On Sunday, the conference officially opened. Following onsite registration, workshops were held in the afternoon. The sessions offered were: "Situation Management Teams"; "Strategic Stakeholder Alliances: Keeping the Reservoir Full"; "Print and Mail Recovery Capabilities"; "Business Impact Assessment How To"; and "Telecommunications: The Missing Piece in Data Recovery Plans".
The sixth session that was offered on Sunday afternoon was a Mock Disaster Exercise hosted by Telcordia Technologies. This session provided attendees a chance to experience a simulated disaster and the subsequent recovery efforts. This exercise proved to be a great introduction to the real-life disaster exercise that would come in the following days.
On Monday, motivational speaker Michael Broome kicked off the day with an informative and entertaining general session. His topic was "A Humorous Look at Personal and Professional Success."
The second general session of the day turned out to be extremely timely. John Copenhaver, Federal Emergency Management Agency director for Region IV, addressed the attendees on "Nature's Fury - Disasters in the Southeast". He updated the audience on Floyd's coordinates and gave information on past hurricanes and the damage they caused.
Following lunch and a break to tour the exhibit hall, afternoon breakout sessions began. Three afternoon time slots were each filled with six different breakout sessions, making a total of 18 sessions offered during the afternoon. Attendees could choose one session in each of the time slots.
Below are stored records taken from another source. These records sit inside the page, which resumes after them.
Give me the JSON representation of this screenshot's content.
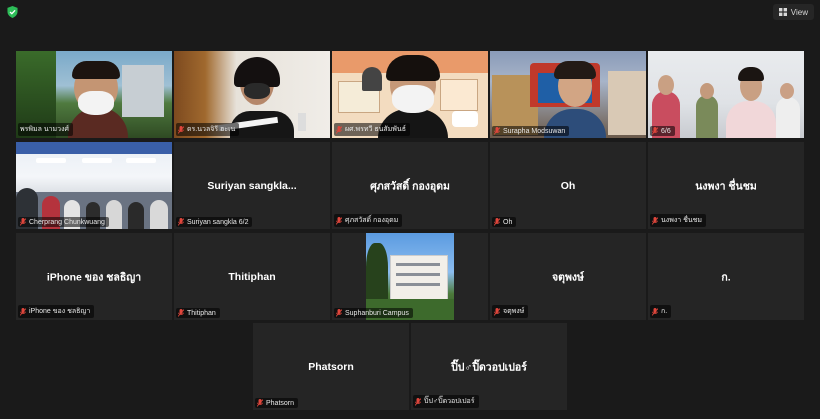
{
  "topbar": {
    "view_label": "View",
    "shield_color": "#2dbd58"
  },
  "participants": [
    {
      "name": "พรพิมล นามวงศ์",
      "display": ""
    },
    {
      "name": "ดร.นวลจิรี ฮะเน",
      "display": ""
    },
    {
      "name": "ผศ.พรทวี ธนสัมพันธ์",
      "display": ""
    },
    {
      "name": "Surapha Modsuwan",
      "display": ""
    },
    {
      "name": "6/6",
      "display": ""
    },
    {
      "name": "Cherprang Chunkwuang",
      "display": ""
    },
    {
      "name": "Suriyan sangkla 6/2",
      "display": "Suriyan sangkla..."
    },
    {
      "name": "ศุภสวัสดิ์ กองอุดม",
      "display": "ศุภสวัสดิ์ กองอุดม"
    },
    {
      "name": "Oh",
      "display": "Oh"
    },
    {
      "name": "นงพงา ชื่นชม",
      "display": "นงพงา ชื่นชม"
    },
    {
      "name": "iPhone ของ ชลธิญา",
      "display": "iPhone ของ ชลธิญา"
    },
    {
      "name": "Thitiphan",
      "display": "Thitiphan"
    },
    {
      "name": "Suphanburi Campus",
      "display": ""
    },
    {
      "name": "จตุพงษ์",
      "display": "จตุพงษ์"
    },
    {
      "name": "ก.",
      "display": "ก."
    },
    {
      "name": "Phatsorn",
      "display": "Phatsorn"
    },
    {
      "name": "ปิ๊ป♂ปิ๊ดวอปเปอร์",
      "display": "ปิ๊ป♂ปิ๊ดวอปเปอร์"
    }
  ],
  "colors": {
    "active_speaker": "#d4e157",
    "mic_muted": "#e0463c",
    "tile_bg": "#252525"
  }
}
All of the sessions were led by experts in the contingency planning issues. The topics included: the Year 2000 issue, developing the business impact analysis, terrorism, insurance, emergency power restoration, distributed databases, web site hackers, emergency operations center and many others.
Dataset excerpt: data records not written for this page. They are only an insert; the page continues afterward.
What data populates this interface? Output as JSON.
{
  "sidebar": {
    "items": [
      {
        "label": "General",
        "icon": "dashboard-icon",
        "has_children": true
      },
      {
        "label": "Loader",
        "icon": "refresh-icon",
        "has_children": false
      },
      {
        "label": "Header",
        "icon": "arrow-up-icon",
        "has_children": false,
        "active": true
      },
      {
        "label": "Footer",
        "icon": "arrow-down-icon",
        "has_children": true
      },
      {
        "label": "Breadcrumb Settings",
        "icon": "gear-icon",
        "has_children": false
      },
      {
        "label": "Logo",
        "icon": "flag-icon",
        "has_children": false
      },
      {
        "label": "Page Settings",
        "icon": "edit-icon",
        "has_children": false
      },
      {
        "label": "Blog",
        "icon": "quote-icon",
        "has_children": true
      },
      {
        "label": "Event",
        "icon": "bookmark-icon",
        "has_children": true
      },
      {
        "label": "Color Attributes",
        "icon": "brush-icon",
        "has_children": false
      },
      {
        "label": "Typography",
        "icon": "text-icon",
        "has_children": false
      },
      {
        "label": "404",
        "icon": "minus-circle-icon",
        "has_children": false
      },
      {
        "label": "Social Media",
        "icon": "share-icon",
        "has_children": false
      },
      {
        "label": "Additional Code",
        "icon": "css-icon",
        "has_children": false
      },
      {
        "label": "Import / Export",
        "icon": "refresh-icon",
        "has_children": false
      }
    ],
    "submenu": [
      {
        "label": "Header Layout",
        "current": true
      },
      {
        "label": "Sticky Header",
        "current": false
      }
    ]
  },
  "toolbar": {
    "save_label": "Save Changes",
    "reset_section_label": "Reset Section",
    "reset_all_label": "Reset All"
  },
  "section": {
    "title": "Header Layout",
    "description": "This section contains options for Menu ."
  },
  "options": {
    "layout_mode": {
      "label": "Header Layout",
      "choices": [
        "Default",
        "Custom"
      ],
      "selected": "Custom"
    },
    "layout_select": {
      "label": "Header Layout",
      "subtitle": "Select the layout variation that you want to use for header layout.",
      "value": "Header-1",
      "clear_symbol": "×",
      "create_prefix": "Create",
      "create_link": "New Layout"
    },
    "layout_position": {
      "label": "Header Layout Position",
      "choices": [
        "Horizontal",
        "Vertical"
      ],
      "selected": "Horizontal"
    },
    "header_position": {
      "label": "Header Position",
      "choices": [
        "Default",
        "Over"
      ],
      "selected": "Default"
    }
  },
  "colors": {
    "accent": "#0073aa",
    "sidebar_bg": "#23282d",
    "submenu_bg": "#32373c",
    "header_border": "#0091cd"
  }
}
On Tuesday morning, the day forecasters were predicting Hurricane Floyd would near the Florida coast, two more general sessions were held. Prior to the first session, Mel Bettcher, the hotel's general manager gave his address to the attendees on the hotel's contingency plans. He told the attendees that guests would be evacuated to the Paradise Ballroom if winds reached 65 miles per hour. The main reason for any evacuation would be to protect guests from flying glass. He also explained that the hotel had adequate supplies on hand and that, if necessary, some staff would be housed on site to maintain services.
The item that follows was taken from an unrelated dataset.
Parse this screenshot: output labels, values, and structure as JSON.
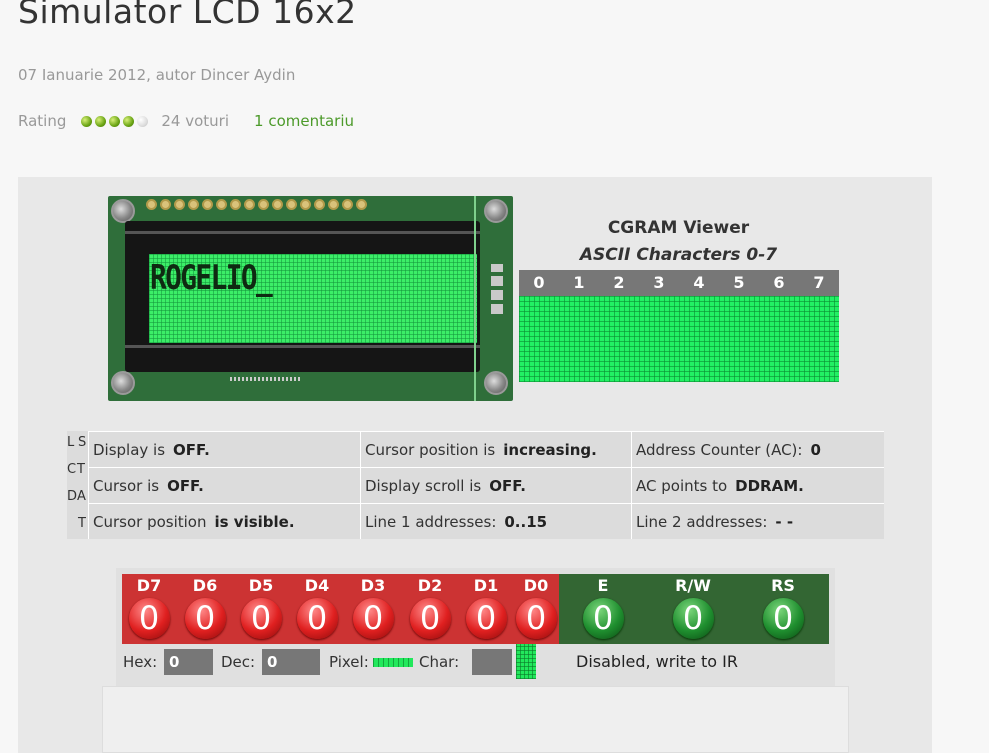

Though most of these preparations turned out to be unnecessary, it was very interesting for the attendees to learn about the hotel's preparations.
Following Mr. Bettcher's address, the first general session of the day began. It was given by John Jackson of Comdisco. His topic was, " The Weakest Link in the Chain." The next general session was "After 2000....Heroes or Villains?", presented by Gerald Smith of Corporate Response Group.
Following Tuesday's lunch, the final breakout sessions were held. The six sessions in this track were held from 1:30 - 2:30 p.m. The topics included determining business process priorities; project management; cyber terrorism and information wartime; partnerships in the trenches; communicating during a crisis; and exercising and maintaining the plan.
At 3:00 p.m., workshop sessions began. These sessions offered a chance for in-depth study on one of the following subjects: "Ready, Set, Exercise" by Steven Goldman; "BIA Beginning to End," by Barney Pelant, MBCP; "Designing and Managing Your EOC", by Regina Phelps; "Challenges of Technical Leaders", by Barry Pruitt; and "Developing Business Unit and Technology Team Recovery Plans", by Steve Piggott.
Following the close of the conference, Disaster Recovery Institute International offered certification courses and examinations to those attendees who chose to enroll.
In the end, Hurricane Floyd did not unleash its full fury on Florida. However, Floyd's lesson was indispensable for the contingency planners gathered at the conference.
Janette Ballman is a Senior Editor for the Disaster Recovery Journal.